ROSIER, JAMES (1575–1635), one of the early English voyagers to America, born in 1575, sailed with Bartholomew Gosnold [q. v.] on his voyage to New England in March–July 1602, and with George Weymouth [q. v.] on his voyage in March–July 1605. Of the last voyage he published in 1605 ‘A True Relation of Captain George Waymouth his Voyage made this present Year, 1605, in the Discovery of the North Part of Virginia.’ This voyage was really made to the coast of Maine. Rosier's account has been three times reprinted in America—by the Massachusetts Historical Society in 1843, by George Prince, Maine, in 1860, and by Henry Burrage for the Gorges Society in 1887 (the completest edition). Though writing accurately and carefully, Rosier speaks some what obscurely of the localities visited by Weymouth, in order that foreign navigators might not profit too much by his narration.

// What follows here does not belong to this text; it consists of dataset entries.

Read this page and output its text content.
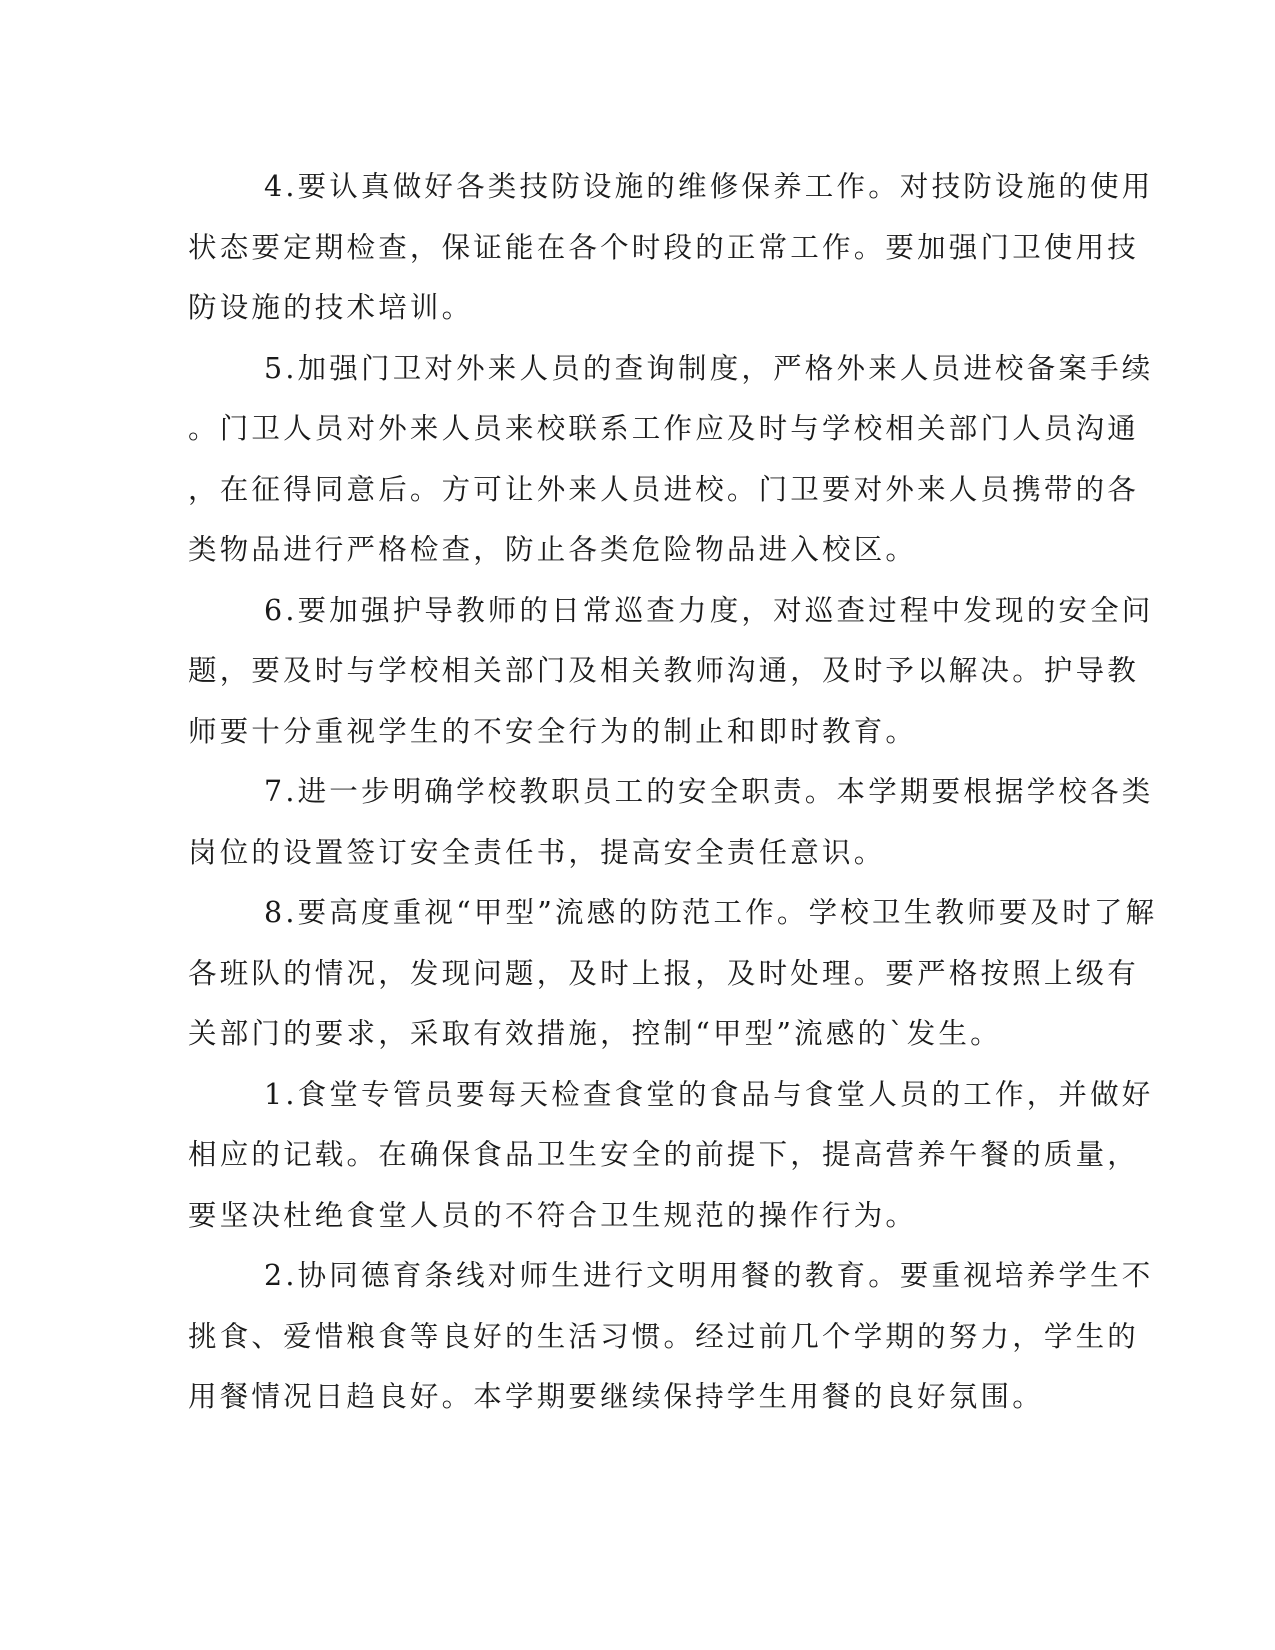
4.要认真做好各类技防设施的维修保养工作。对技防设施的使用
状态要定期检查，保证能在各个时段的正常工作。要加强门卫使用技
防设施的技术培训。
5.加强门卫对外来人员的查询制度，严格外来人员进校备案手续
。门卫人员对外来人员来校联系工作应及时与学校相关部门人员沟通
，在征得同意后。方可让外来人员进校。门卫要对外来人员携带的各
类物品进行严格检查，防止各类危险物品进入校区。
6.要加强护导教师的日常巡查力度，对巡查过程中发现的安全问
题，要及时与学校相关部门及相关教师沟通，及时予以解决。护导教
师要十分重视学生的不安全行为的制止和即时教育。
7.进一步明确学校教职员工的安全职责。本学期要根据学校各类
岗位的设置签订安全责任书，提高安全责任意识。
8.要高度重视“甲型”流感的防范工作。学校卫生教师要及时了解
各班队的情况，发现问题，及时上报，及时处理。要严格按照上级有
关部门的要求，采取有效措施，控制“甲型”流感的`发生。
1.食堂专管员要每天检查食堂的食品与食堂人员的工作，并做好
相应的记载。在确保食品卫生安全的前提下，提高营养午餐的质量，
要坚决杜绝食堂人员的不符合卫生规范的操作行为。
2.协同德育条线对师生进行文明用餐的教育。要重视培养学生不
挑食、爱惜粮食等良好的生活习惯。经过前几个学期的努力，学生的
用餐情况日趋良好。本学期要继续保持学生用餐的良好氛围。
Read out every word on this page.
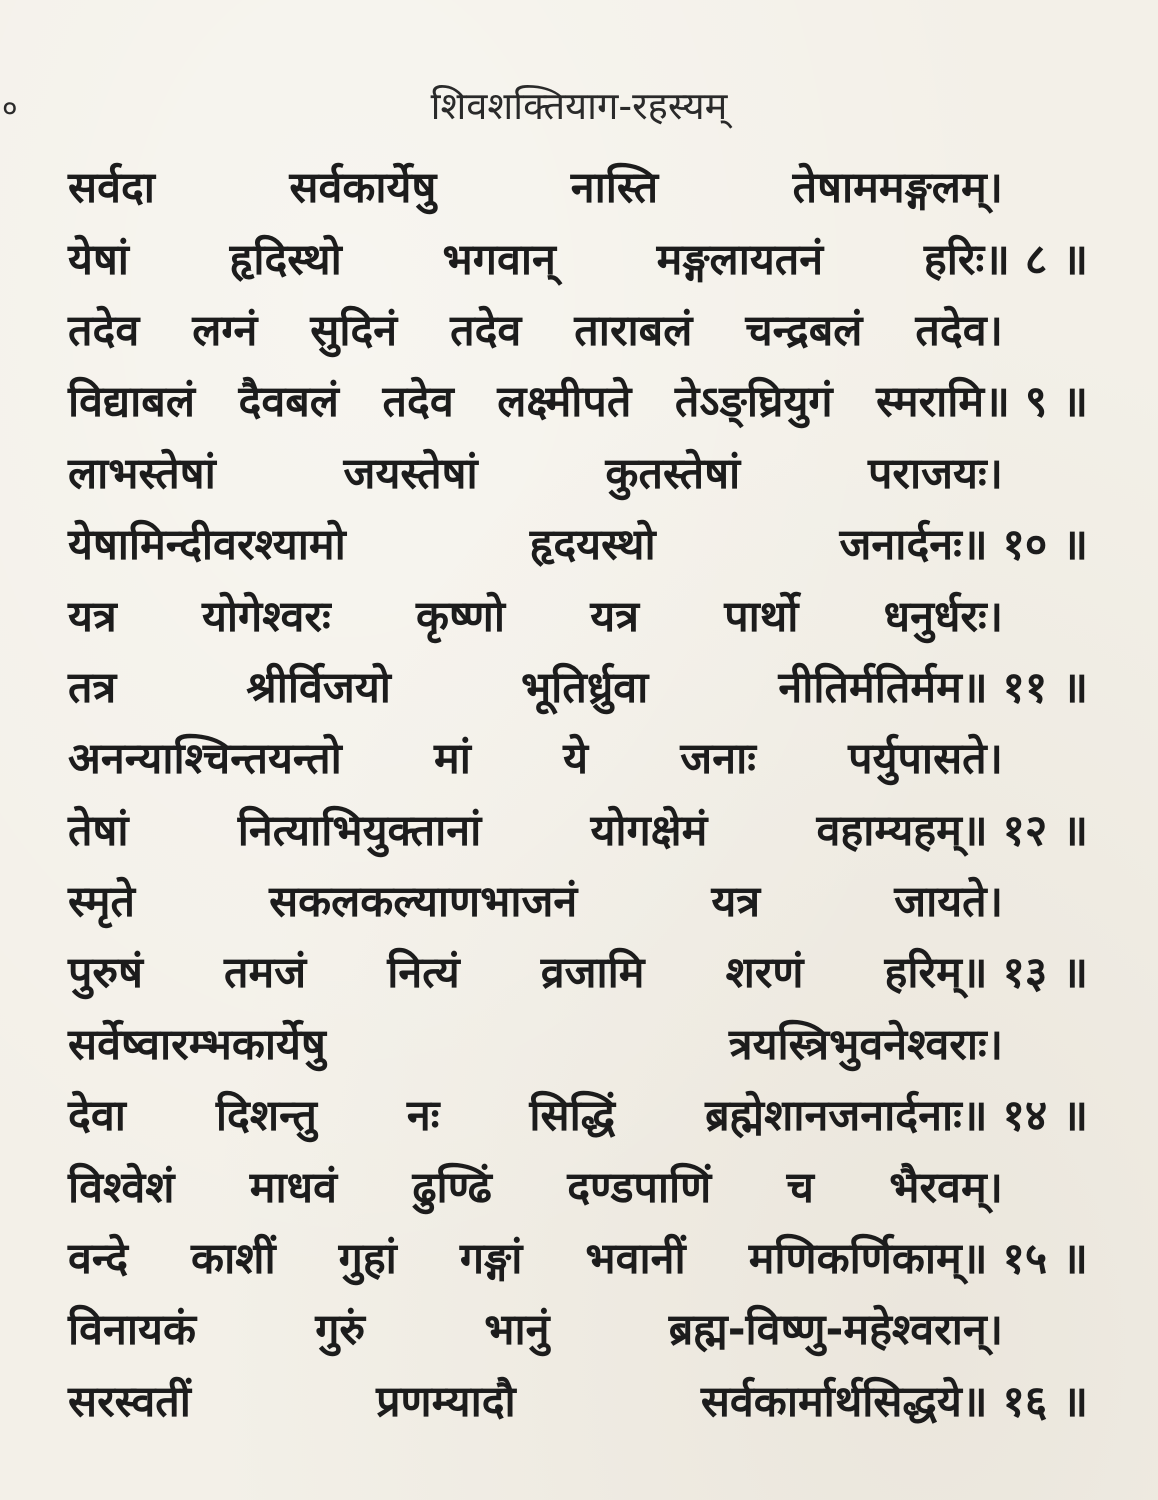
०	शिवशक्तियाग-रहस्यम्
सर्वदा	सर्वकार्येषु	नास्ति	तेषाममङ्गलम्।
येषां हृदिस्थो भगवान् मङ्गलायतनं हरिः॥ ८ ॥
तदेव लग्नं सुदिनं तदेव ताराबलं चन्द्रबलं तदेव।
विद्याबलं दैवबलं तदेव लक्ष्मीपते तेऽङ्घ्रियुगं स्मरामि॥ ९ ॥
लाभस्तेषां	जयस्तेषां	कुतस्तेषां	पराजयः।
येषामिन्दीवरश्यामो	हृदयस्थो	जनार्दनः॥ १० ॥
यत्र योगेश्वरः कृष्णो यत्र पार्थो धनुर्धरः।
तत्र	श्रीर्विजयो	भूतिर्ध्रुवा	नीतिर्मतिर्मम॥ ११ ॥
अनन्याश्चिन्तयन्तो मां ये जनाः पर्युपासते।
तेषां	नित्याभियुक्तानां	योगक्षेमं	वहाम्यहम्॥ १२ ॥
स्मृते	सकलकल्याणभाजनं	यत्र	जायते।
पुरुषं तमजं नित्यं व्रजामि शरणं हरिम्॥ १३ ॥
सर्वेष्वारम्भकार्येषु	त्रयस्त्रिभुवनेश्वराः।
देवा दिशन्तु नः सिद्धिं ब्रह्मेशानजनार्दनाः॥ १४ ॥
विश्वेशं माधवं ढुण्ढिं दण्डपाणिं च भैरवम्।
वन्दे काशीं गुहां गङ्गां भवानीं मणिकर्णिकाम्॥ १५ ॥
विनायकं	गुरुं	भानुं	ब्रह्म-विष्णु-महेश्वरान्।
सरस्वतीं	प्रणम्यादौ	सर्वकार्मार्थसिद्धये॥ १६ ॥
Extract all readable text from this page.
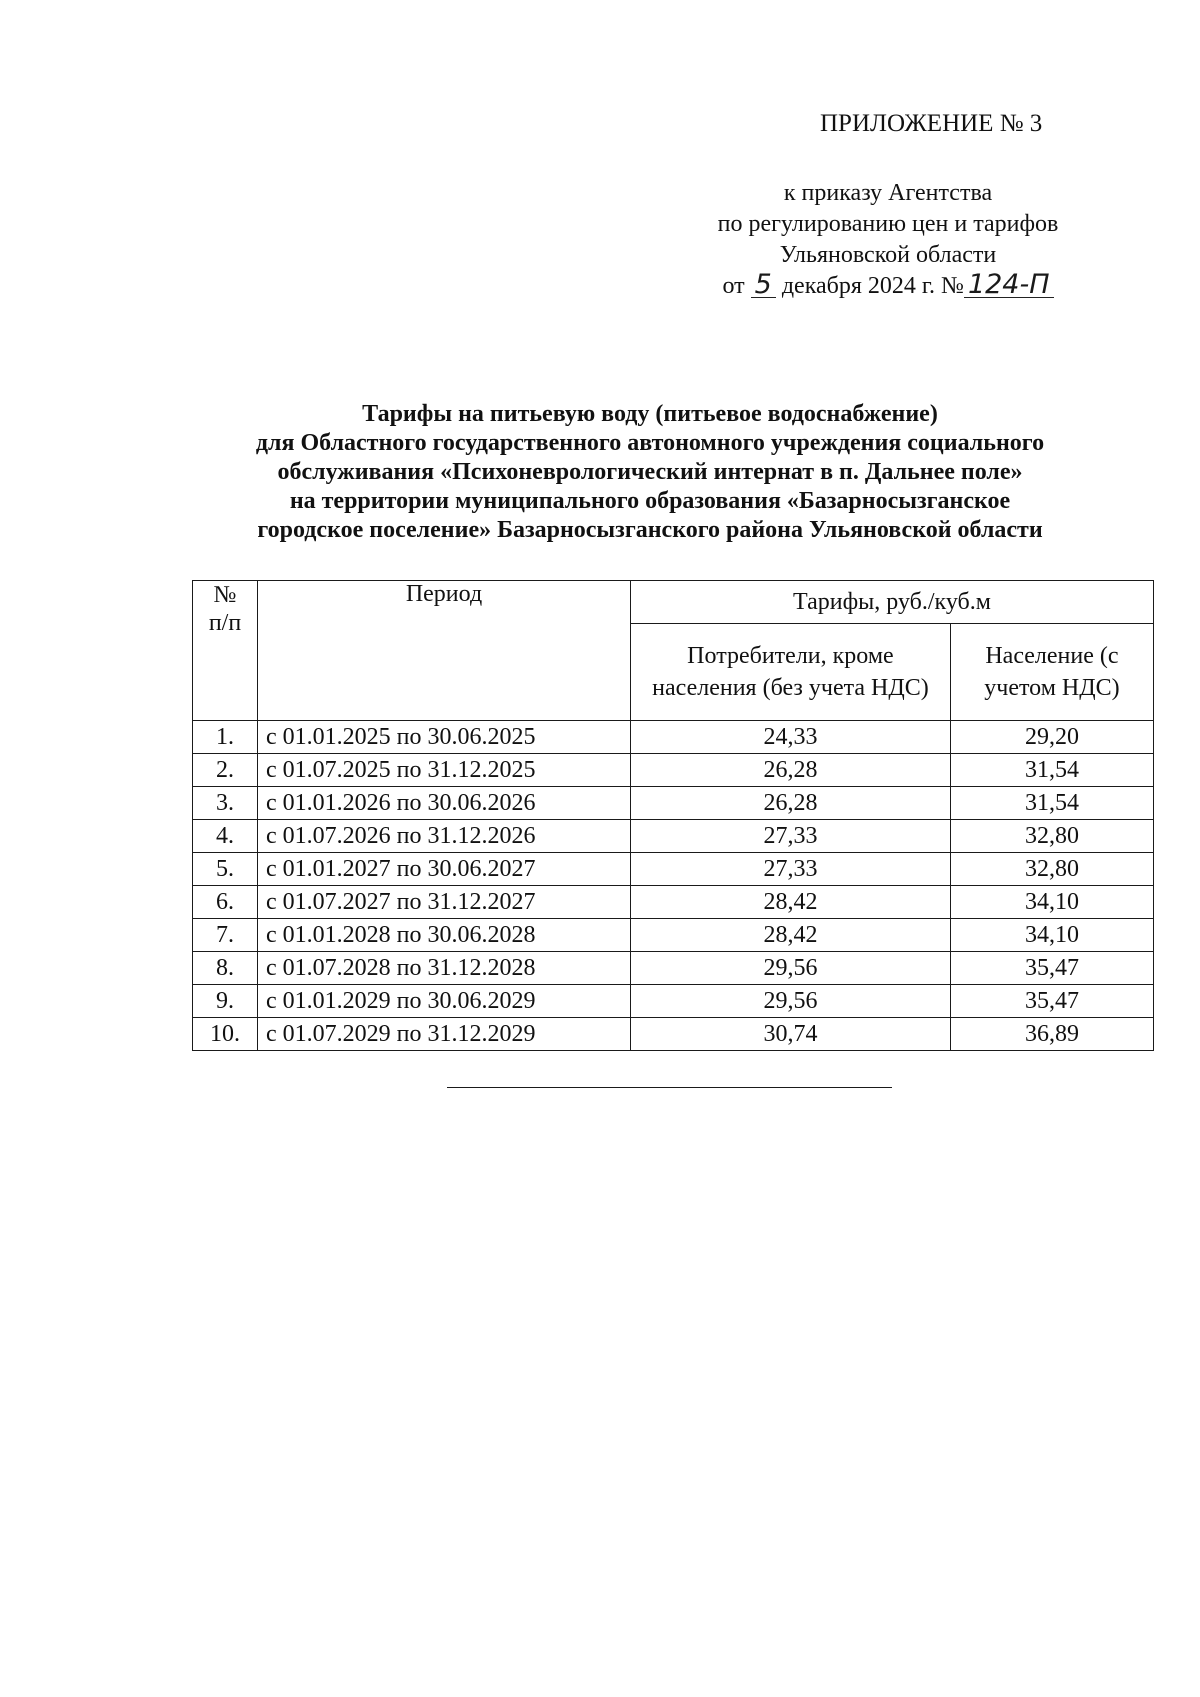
ПРИЛОЖЕНИЕ № 3
к приказу Агентства
по регулированию цен и тарифов
Ульяновской области
от 5 декабря 2024 г. № 124-П
Тарифы на питьевую воду (питьевое водоснабжение)
для Областного государственного автономного учреждения социального
обслуживания «Психоневрологический интернат в п. Дальнее поле»
на территории муниципального образования «Базарносызганское
городское поселение» Базарносызганского района Ульяновской области
№ п/п	Период	Тарифы, руб./куб.м	
		Потребители, кроме населения (без учета НДС)	Население (с учетом НДС)
1.	с 01.01.2025 по 30.06.2025	24,33	29,20
2.	с 01.07.2025 по 31.12.2025	26,28	31,54
3.	с 01.01.2026 по 30.06.2026	26,28	31,54
4.	с 01.07.2026 по 31.12.2026	27,33	32,80
5.	с 01.01.2027 по 30.06.2027	27,33	32,80
6.	с 01.07.2027 по 31.12.2027	28,42	34,10
7.	с 01.01.2028 по 30.06.2028	28,42	34,10
8.	с 01.07.2028 по 31.12.2028	29,56	35,47
9.	с 01.01.2029 по 30.06.2029	29,56	35,47
10.	с 01.07.2029 по 31.12.2029	30,74	36,89
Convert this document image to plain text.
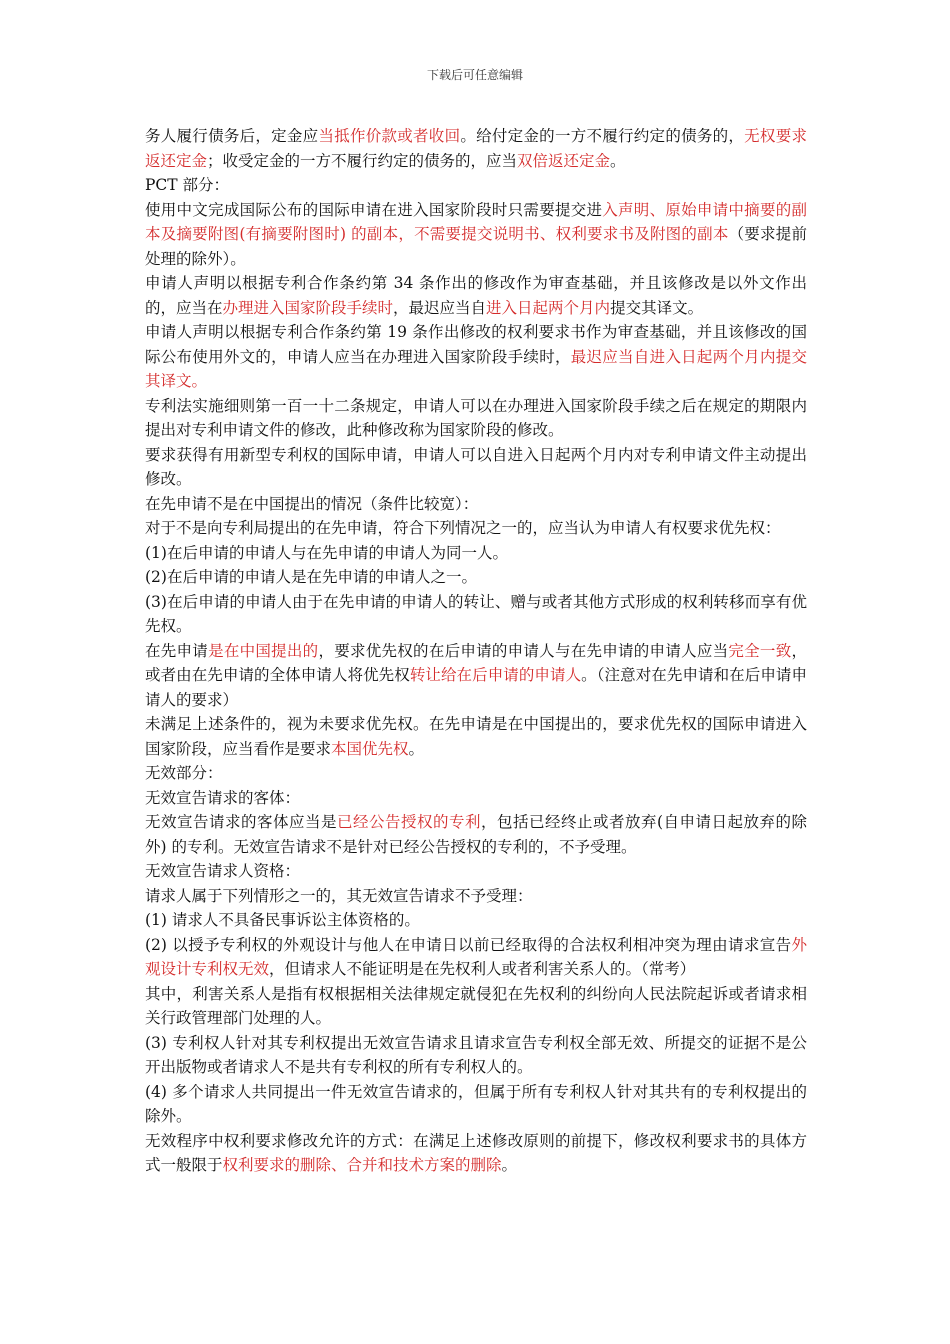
下载后可任意编辑

务人履行债务后，定金应当抵作价款或者收回。给付定金的一方不履行约定的债务的，无权要求返还定金；收受定金的一方不履行约定的债务的，应当双倍返还定金。

PCT 部分：

使用中文完成国际公布的国际申请在进入国家阶段时只需要提交进入声明、原始申请中摘要的副本及摘要附图(有摘要附图时) 的副本，不需要提交说明书、权利要求书及附图的副本（要求提前处理的除外）。

申请人声明以根据专利合作条约第 34 条作出的修改作为审查基础，并且该修改是以外文作出的，应当在办理进入国家阶段手续时，最迟应当自进入日起两个月内提交其译文。

申请人声明以根据专利合作条约第 19 条作出修改的权利要求书作为审查基础，并且该修改的国际公布使用外文的，申请人应当在办理进入国家阶段手续时，最迟应当自进入日起两个月内提交其译文。

专利法实施细则第一百一十二条规定，申请人可以在办理进入国家阶段手续之后在规定的期限内提出对专利申请文件的修改，此种修改称为国家阶段的修改。

要求获得有用新型专利权的国际申请，申请人可以自进入日起两个月内对专利申请文件主动提出修改。

在先申请不是在中国提出的情况（条件比较宽）：

对于不是向专利局提出的在先申请，符合下列情况之一的，应当认为申请人有权要求优先权：

(1)在后申请的申请人与在先申请的申请人为同一人。

(2)在后申请的申请人是在先申请的申请人之一。

(3)在后申请的申请人由于在先申请的申请人的转让、赠与或者其他方式形成的权利转移而享有优先权。

在先申请是在中国提出的，要求优先权的在后申请的申请人与在先申请的申请人应当完全一致，或者由在先申请的全体申请人将优先权转让给在后申请的申请人。（注意对在先申请和在后申请申请人的要求）

未满足上述条件的，视为未要求优先权。在先申请是在中国提出的，要求优先权的国际申请进入国家阶段，应当看作是要求本国优先权。

无效部分：

无效宣告请求的客体：

无效宣告请求的客体应当是已经公告授权的专利，包括已经终止或者放弃(自申请日起放弃的除外) 的专利。无效宣告请求不是针对已经公告授权的专利的，不予受理。

无效宣告请求人资格：

请求人属于下列情形之一的，其无效宣告请求不予受理：

(1) 请求人不具备民事诉讼主体资格的。

(2) 以授予专利权的外观设计与他人在申请日以前已经取得的合法权利相冲突为理由请求宣告外观设计专利权无效，但请求人不能证明是在先权利人或者利害关系人的。（常考）

其中，利害关系人是指有权根据相关法律规定就侵犯在先权利的纠纷向人民法院起诉或者请求相关行政管理部门处理的人。

(3) 专利权人针对其专利权提出无效宣告请求且请求宣告专利权全部无效、所提交的证据不是公开出版物或者请求人不是共有专利权的所有专利权人的。

(4) 多个请求人共同提出一件无效宣告请求的，但属于所有专利权人针对其共有的专利权提出的除外。

无效程序中权利要求修改允许的方式：在满足上述修改原则的前提下，修改权利要求书的具体方式一般限于权利要求的删除、合并和技术方案的删除。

Rosier is said by Purchas (iv. pp. 1646–1653) to have also written an account of Gosnold's voyage and presented it to Walter Raleigh, but this is a mistake, as the treatise in question was by John Brereton (Burrage, p. 37). He died in 1635.

[Rosier's True Relation, 1605, as cited, republished in Purchas IV; cf. Burrage's edition of 1887; Brown's Genesis of U.S.A. pp. 26–7, 35, 829, 988, 1009.]